Reference:autoblog.nl
よくある質問(FAQ)
Q1. 中国では格納式ドアハンドルが全面禁止されるのですか?
格納式という形状自体が一律に禁止されるわけではありません。中国では2027年1月1日から、新型乗用車の各ドアに、電源を失っても車内外から操作できる機械式の解除機能が求められます。既に認証されている車種には2029年1月1日までの移行期間が設けられています。
Q2. 米国では格納式ドアハンドルの規制が決定したのですか?
現時点で格納式ドアハンドルの禁止は決定していません。NHTSAは、電源喪失時にも乗員が迷わず脱出できる明確な非常用解除機構を、すべての自動車に求める規則の制定を検討しています。
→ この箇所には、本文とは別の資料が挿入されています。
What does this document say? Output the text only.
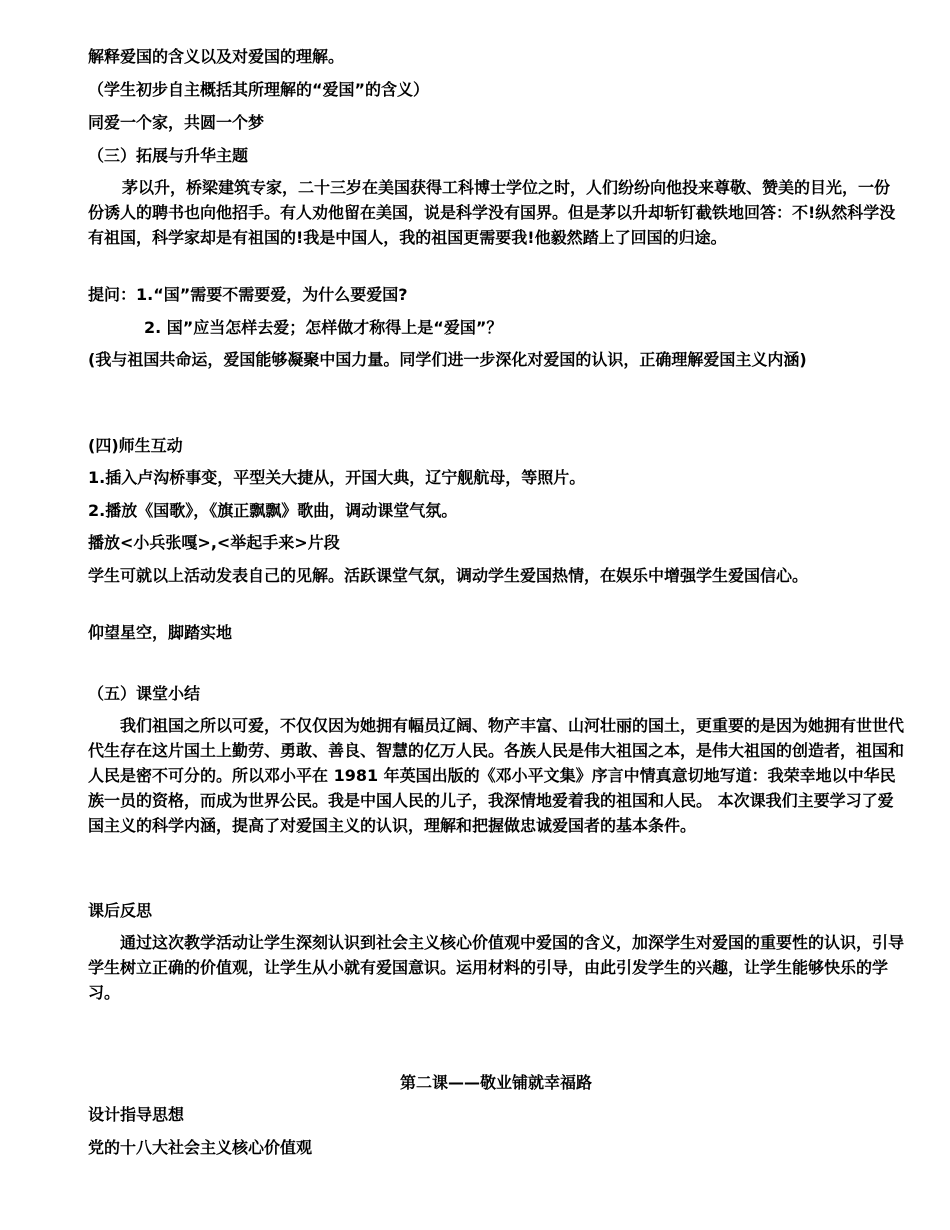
解释爱国的含义以及对爱国的理解。

（学生初步自主概括其所理解的“爱国”的含义）

同爱一个家，共圆一个梦

（三）拓展与升华主题

茅以升，桥梁建筑专家，二十三岁在美国获得工科博士学位之时，人们纷纷向他投来尊敬、赞美的目光，一份份诱人的聘书也向他招手。有人劝他留在美国，说是科学没有国界。但是茅以升却斩钉截铁地回答：不!纵然科学没有祖国，科学家却是有祖国的!我是中国人，我的祖国更需要我!他毅然踏上了回国的归途。

提问：1.“国”需要不需要爱，为什么要爱国?

2. 国”应当怎样去爱；怎样做才称得上是“爱国”？

(我与祖国共命运，爱国能够凝聚中国力量。同学们进一步深化对爱国的认识，正确理解爱国主义内涵)

(四)师生互动

1.插入卢沟桥事变，平型关大捷从，开国大典，辽宁舰航母，等照片。

2.播放《国歌》，《旗正飘飘》歌曲，调动课堂气氛。

播放<小兵张嘎>,<举起手来>片段

学生可就以上活动发表自己的见解。活跃课堂气氛，调动学生爱国热情，在娱乐中增强学生爱国信心。

仰望星空，脚踏实地

（五）课堂小结

我们祖国之所以可爱，不仅仅因为她拥有幅员辽阔、物产丰富、山河壮丽的国土，更重要的是因为她拥有世世代代生存在这片国土上勤劳、勇敢、善良、智慧的亿万人民。各族人民是伟大祖国之本，是伟大祖国的创造者，祖国和人民是密不可分的。所以邓小平在 1981 年英国出版的《邓小平文集》序言中情真意切地写道：我荣幸地以中华民族一员的资格，而成为世界公民。我是中国人民的儿子，我深情地爱着我的祖国和人民。 本次课我们主要学习了爱国主义的科学内涵，提高了对爱国主义的认识，理解和把握做忠诚爱国者的基本条件。

课后反思

通过这次教学活动让学生深刻认识到社会主义核心价值观中爱国的含义，加深学生对爱国的重要性的认识，引导学生树立正确的价值观，让学生从小就有爱国意识。运用材料的引导，由此引发学生的兴趣，让学生能够快乐的学习。

第二课——敬业铺就幸福路

设计指导思想

党的十八大社会主义核心价值观
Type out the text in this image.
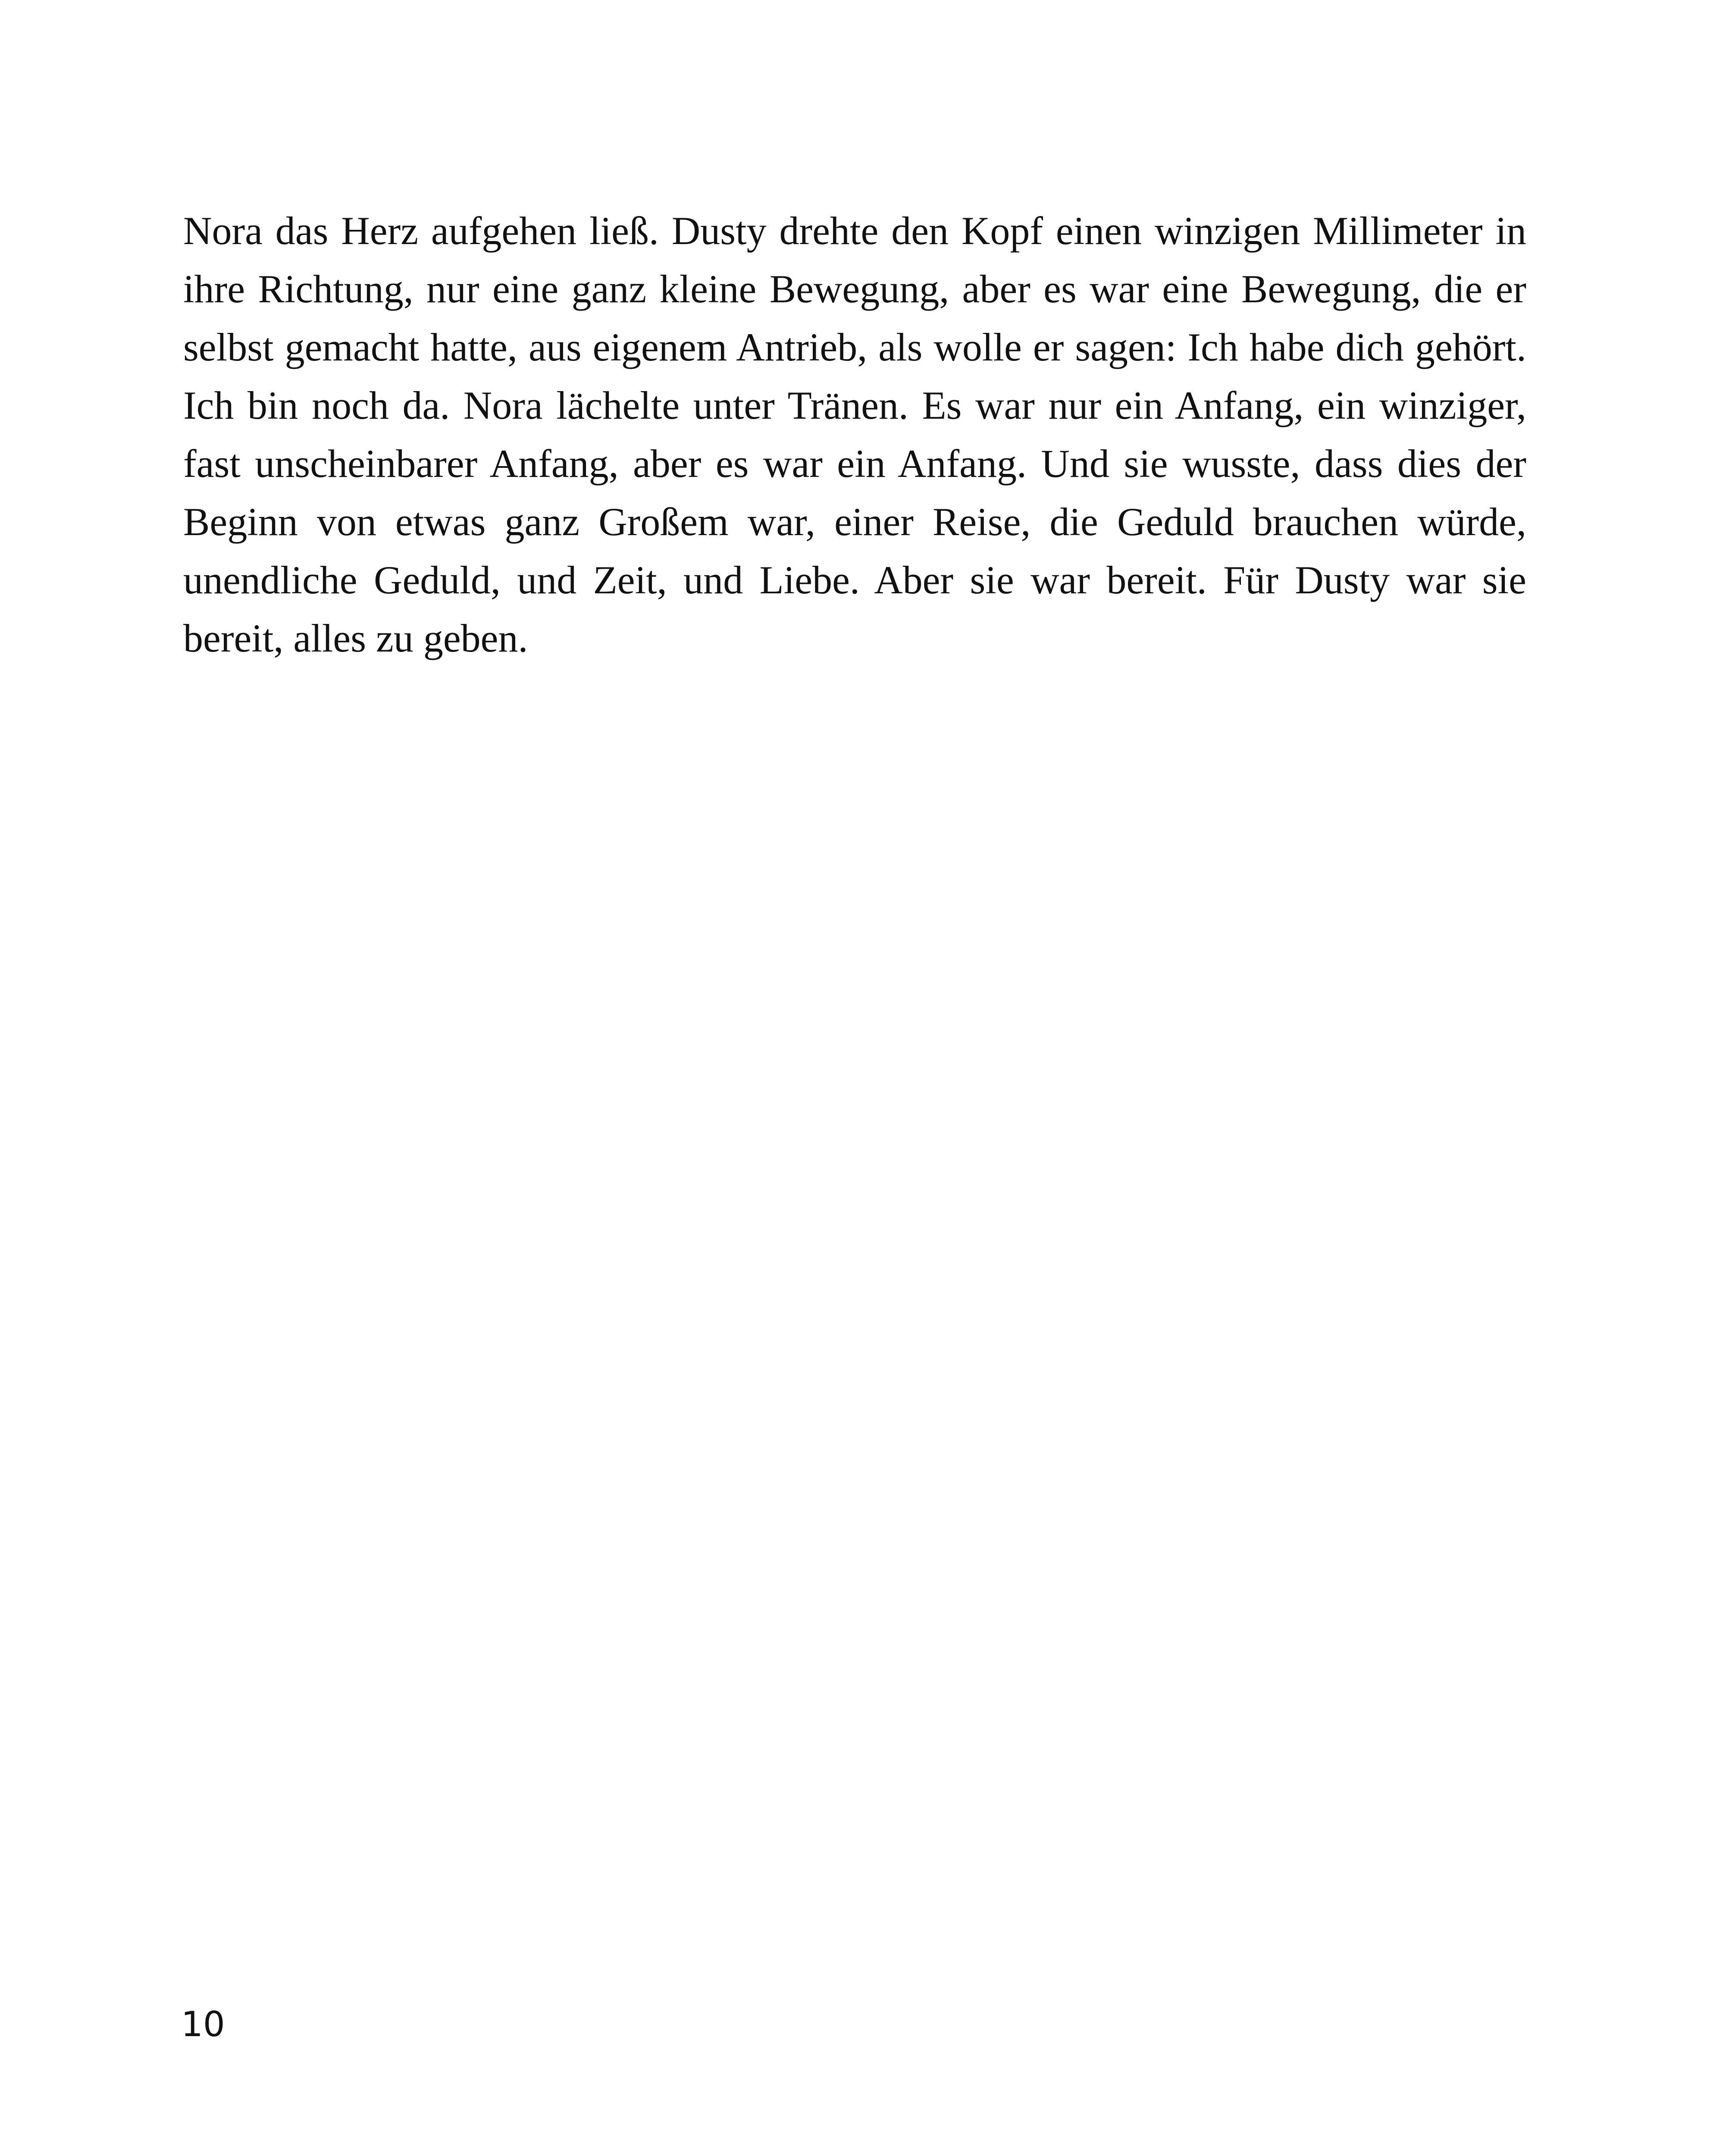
Nora das Herz aufgehen ließ. Dusty drehte den Kopf einen winzigen Millimeter in ihre Richtung, nur eine ganz kleine Bewegung, aber es war eine Bewegung, die er selbst gemacht hatte, aus eigenem Antrieb, als wolle er sagen: Ich habe dich gehört. Ich bin noch da. Nora lächelte unter Tränen. Es war nur ein Anfang, ein winziger, fast unscheinbarer Anfang, aber es war ein Anfang. Und sie wusste, dass dies der Beginn von etwas ganz Großem war, einer Reise, die Geduld brauchen würde, unendliche Geduld, und Zeit, und Liebe. Aber sie war bereit. Für Dusty war sie bereit, alles zu geben.

10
Q3. 電動式の格納ドアハンドルはなぜ危険とされるのですか?
衝突で12V電源や配線が損傷すると、ハンドルの展開やドアラッチの解除ができなくなる場合があります。また、機械式の非常用レバーが分かりにくい場所にあると、乗員の脱出や車外からの救助が遅れることも問題です。
Q4. BMW iX3のNA5と中国仕様NA6ではドアハンドルが違うのですか?
欧州などで販売されるiX3(NA5)は、電動式の格納ドアハンドルと機械式バックアップを採用しています。一方、中国専用のロングホイールベースモデルであるiX3(NA6)は、中国の新基準に対応する電動・機械一体型の半格納式ドアハンドルを採用しています。
Q5. 今後は格納式ドアハンドルがなくなるのでしょうか?
すべての格納式ドアハンドルが廃止されるとは限りません。規制の焦点は外観ではなく、電源喪失時にも車内外から確実に開けられることです。機械式バックアップや電源の冗長化を備えた設計は、今後も採用できると考えられます。